Cybersecurity company Rubrik has confirmed that its data was stolen using a zero-day vulnerability in the Fortra GoAnywhere secure file transfer platform.
Rubrik is a cloud data management service that offers enterprise data backup and recovery services and disaster recovery solutions.
In a statement from Rubrik CISO Michael Mestrovichon, the company disclosed that they were victims of a large-scale attack against GoAnywhere MFT devices worldwide using a zero-day vulnerability.
GoAnywhere is a secure web file transfer solution that allows companies to securely transfer encrypted files with their partners while keeping detailed audit logs of who accessed the files.
Rubrik says the breach was contained in a non-production IT testing environment, and no customer data was impacted.
“We detected unauthorized access to a limited amount of information in one of our non-production IT testing environments as a result of the GoAnywhere vulnerability,” reads the Rubrik statement.
“Importantly, based on our current investigation, being conducted with the assistance of third-party forensics experts, the unauthorized access did NOT include any data we secure on behalf of our customers via any Rubrik products.”
Mestrovichon also says that the threat actors did not spread laterally to the internal systems and that the test environment was taken offline to prevent further intrusions.
This disclosure comes after the Clop ransomware gang added Rubrik to their data leak site, sharing samples of stolen files and stating that the data would soon be publicly released.
The screenshots shared by the threat actors are spreadsheets containing what appears to be internal Rubrik data, such as names, email addresses, and locations of employees.
The Clop ransomware gang has claimed responsibility for the Forta GoAnywhere attacks, telling BleepingComputer that they breached 130 organizations to steal data over ten days.
The attacks occurred earlier this year, with Fortra disclosing in February that the vulnerability was being actively exploited and releasing a patch.

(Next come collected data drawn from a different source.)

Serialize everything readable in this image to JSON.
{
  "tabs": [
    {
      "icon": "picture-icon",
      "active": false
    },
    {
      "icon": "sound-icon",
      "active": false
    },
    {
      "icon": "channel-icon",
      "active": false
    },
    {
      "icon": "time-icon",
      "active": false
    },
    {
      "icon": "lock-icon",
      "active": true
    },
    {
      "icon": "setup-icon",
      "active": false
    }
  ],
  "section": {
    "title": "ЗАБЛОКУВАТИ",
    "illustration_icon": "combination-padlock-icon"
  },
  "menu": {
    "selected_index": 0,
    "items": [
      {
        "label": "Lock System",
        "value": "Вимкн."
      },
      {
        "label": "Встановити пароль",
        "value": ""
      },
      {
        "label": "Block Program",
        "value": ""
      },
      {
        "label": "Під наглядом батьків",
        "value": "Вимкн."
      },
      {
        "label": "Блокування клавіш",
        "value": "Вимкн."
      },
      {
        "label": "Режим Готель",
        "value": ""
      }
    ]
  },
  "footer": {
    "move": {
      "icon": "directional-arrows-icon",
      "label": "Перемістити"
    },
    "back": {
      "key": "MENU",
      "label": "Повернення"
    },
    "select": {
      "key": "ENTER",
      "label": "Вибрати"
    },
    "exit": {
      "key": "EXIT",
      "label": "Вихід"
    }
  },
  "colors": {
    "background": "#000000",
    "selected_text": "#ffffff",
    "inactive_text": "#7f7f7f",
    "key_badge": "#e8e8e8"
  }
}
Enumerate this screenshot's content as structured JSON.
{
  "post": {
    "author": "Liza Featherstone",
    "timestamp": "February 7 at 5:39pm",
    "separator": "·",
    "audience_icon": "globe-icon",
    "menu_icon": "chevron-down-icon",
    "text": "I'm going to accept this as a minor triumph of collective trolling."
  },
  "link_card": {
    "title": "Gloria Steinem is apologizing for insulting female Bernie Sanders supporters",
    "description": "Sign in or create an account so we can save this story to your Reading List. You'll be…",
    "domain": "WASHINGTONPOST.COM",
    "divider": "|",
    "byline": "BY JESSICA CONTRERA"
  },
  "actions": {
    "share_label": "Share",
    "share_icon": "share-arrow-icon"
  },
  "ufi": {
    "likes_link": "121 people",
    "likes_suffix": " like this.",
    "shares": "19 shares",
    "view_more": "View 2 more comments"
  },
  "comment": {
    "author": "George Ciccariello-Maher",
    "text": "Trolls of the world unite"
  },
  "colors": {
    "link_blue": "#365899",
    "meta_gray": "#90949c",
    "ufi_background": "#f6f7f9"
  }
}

Last week, the Clop ransomware gang began emailing extortion demands to victims as they added them to their data leak site on Friday to apply leverage.
One of the listed victims, Hatch Bank, already disclosed a data breach from the attacks, stating that the attackers stole customers’ names and social security numbers.
Another victim, Community Health Systems (CHS), also disclosed that they were breached through the GoAnywhere vulnerability but are not listed on Clop’s site.